Although experts have long noted that music can enhance brain function, a recent study conducted at UT-Austin suggests that the age at which musical training begins also matters.
The researchers found that late-trained musicians performed better on cognitive decision-making tasks than early-trained musicians or non-musicians.
Psychology graduate student Kirsten Smayda and her team, which included communication sciences and disorders professor Bharath Chandrasekaran, asked nearly 70 UT-Austin students to participate in the Iowa Gambling Task to assess decision-making skills. Participants selected cards from four decks for points. Unknown to the participants, two of the decks offered more reward than penalty, while the other two offered more penalty than reward. Afterwards, the researchers analyzed the decks that participants chose most often.

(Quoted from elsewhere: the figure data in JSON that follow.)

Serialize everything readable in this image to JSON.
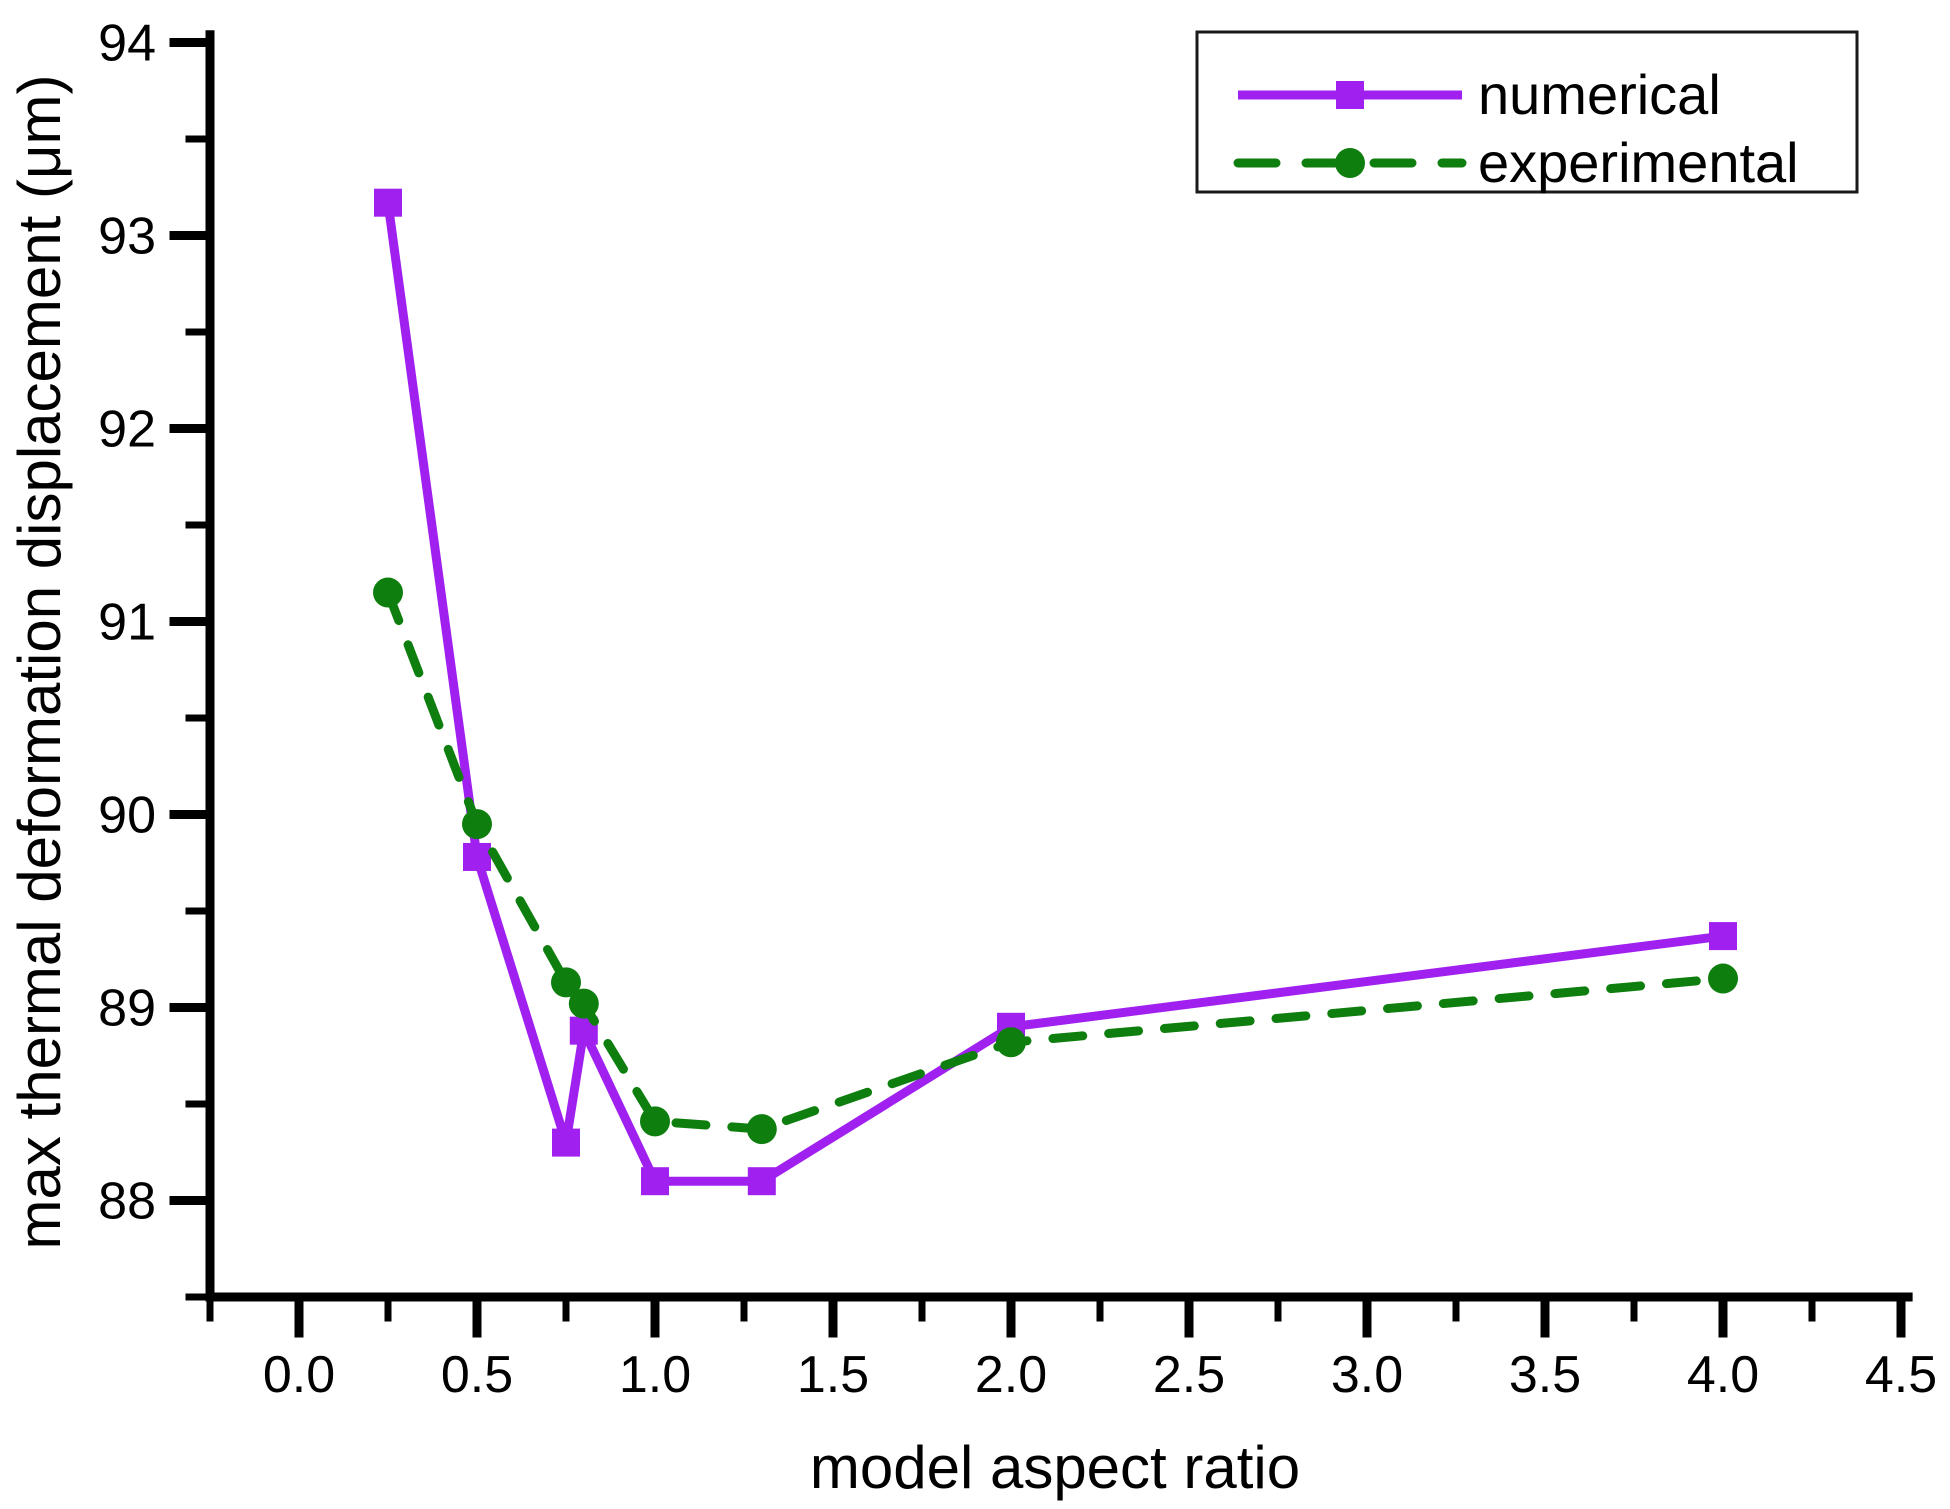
{
  "chart_data": {
    "type": "line",
    "title": "",
    "xlabel": "model aspect ratio",
    "ylabel": "max thermal deformation displacement (μm)",
    "xlim": [
      -0.25,
      4.52
    ],
    "ylim": [
      87.5,
      94.04
    ],
    "grid": false,
    "legend_position": "top-right",
    "x_ticks_major": [
      0.0,
      0.5,
      1.0,
      1.5,
      2.0,
      2.5,
      3.0,
      3.5,
      4.0,
      4.5
    ],
    "x_tick_labels": [
      "0.0",
      "0.5",
      "1.0",
      "1.5",
      "2.0",
      "2.5",
      "3.0",
      "3.5",
      "4.0",
      "4.5"
    ],
    "x_ticks_minor": [
      -0.25,
      0.25,
      0.75,
      1.25,
      1.75,
      2.25,
      2.75,
      3.25,
      3.75,
      4.25
    ],
    "y_ticks_major": [
      88,
      89,
      90,
      91,
      92,
      93,
      94
    ],
    "y_tick_labels": [
      "88",
      "89",
      "90",
      "91",
      "92",
      "93",
      "94"
    ],
    "y_ticks_minor": [
      87.5,
      88.5,
      89.5,
      90.5,
      91.5,
      92.5,
      93.5
    ],
    "series": [
      {
        "name": "numerical",
        "color": "#A020F0",
        "line_style": "solid",
        "marker": "square",
        "x": [
          0.25,
          0.5,
          0.75,
          0.8,
          1.0,
          1.3,
          2.0,
          4.0
        ],
        "y": [
          93.17,
          89.78,
          88.3,
          88.88,
          88.1,
          88.1,
          88.9,
          89.37
        ]
      },
      {
        "name": "experimental",
        "color": "#0E7E0E",
        "line_style": "dashed",
        "marker": "circle",
        "x": [
          0.25,
          0.5,
          0.75,
          0.8,
          1.0,
          1.3,
          2.0,
          4.0
        ],
        "y": [
          91.15,
          89.95,
          89.13,
          89.02,
          88.41,
          88.37,
          88.82,
          89.15
        ]
      }
    ],
    "axis_color": "#000000",
    "legend_border_color": "#1a1a1a"
  }
}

Participants who had never played an instrument were classified as non-musicians, those who had started musical training before the age of eight as early-trained musicians and those who had started musical training after the age of eight as late-trained musicians.
“We found that the age at which (participants) began playing music in childhood significantly correlated with their overall performance,” Smayda said. “The later they began, the better they did on the Iowa Gambling Task.”
Although there’s no evidence yet for a causal link between age and decision-making skills, improved cognitive performance following later acquisition of musical training may be due to the maturation of the prefrontal cortex, which occurs very rapidly during late childhood.
“The reason we came up with this is that the skillsets that you need for cognitive decision-making rely on brain structures that have a very protracted development,” Chandrasekaran said. “And there are spurts in this development in the time that the individuals are also learning music. And (during this time) you’re learning more cognitive strategies that may help with the development of these brain structures.”
Exercising the prefrontal cortex, by learning how to play an instrument, during this critical period rather than before may confer more long-lasting cognitive benefits.
Smayda and her team first became interested in how music affects cognition after reading about other work in the field. Previous research indicated that starting musical training during early childhood or when the sensorimotor region of the brain is developing can improve motor skills.
Based on this information, Smayda hypothesized that starting musical training when the prefrontal cortex is developing most rapidly – late childhood – would improve cognitive skills.
The results, however, are still very complex, according to Chandrasekaran.
“Early-trained musicians are still better musicians,” Chandrasekaran said. “Early training leads to better working memory and selective attention. Later training is better for decision-making. (Cognition) is all very multi-dimensional.”
In addition, music can impact areas other than motor and cognitive skills, such as perceptual abilities. For example, musicians have better fidelity of sound than non-musicians, Chandrasekaran said.
The team’s work on cognitive function and musical training has broader implications.
Smayda is currently studying whether or not group piano lessons can improve seniors’ ability to hear in noisy, crowded places. Hearing effectively in these settings has both strong perceptual components, such as through taking in the sound itself, and strong cognitive components, such as through paying selective attention.
Improving seniors’ hearing has important implications for their well-being.
“If older adults can’t hear as well in these social environments, they’re less likely to go out and will (experience) increased social isolation, more depression and a lower quality of life,” Smayda said. “The idea that music may allow people to experience all that they used to is really exciting.”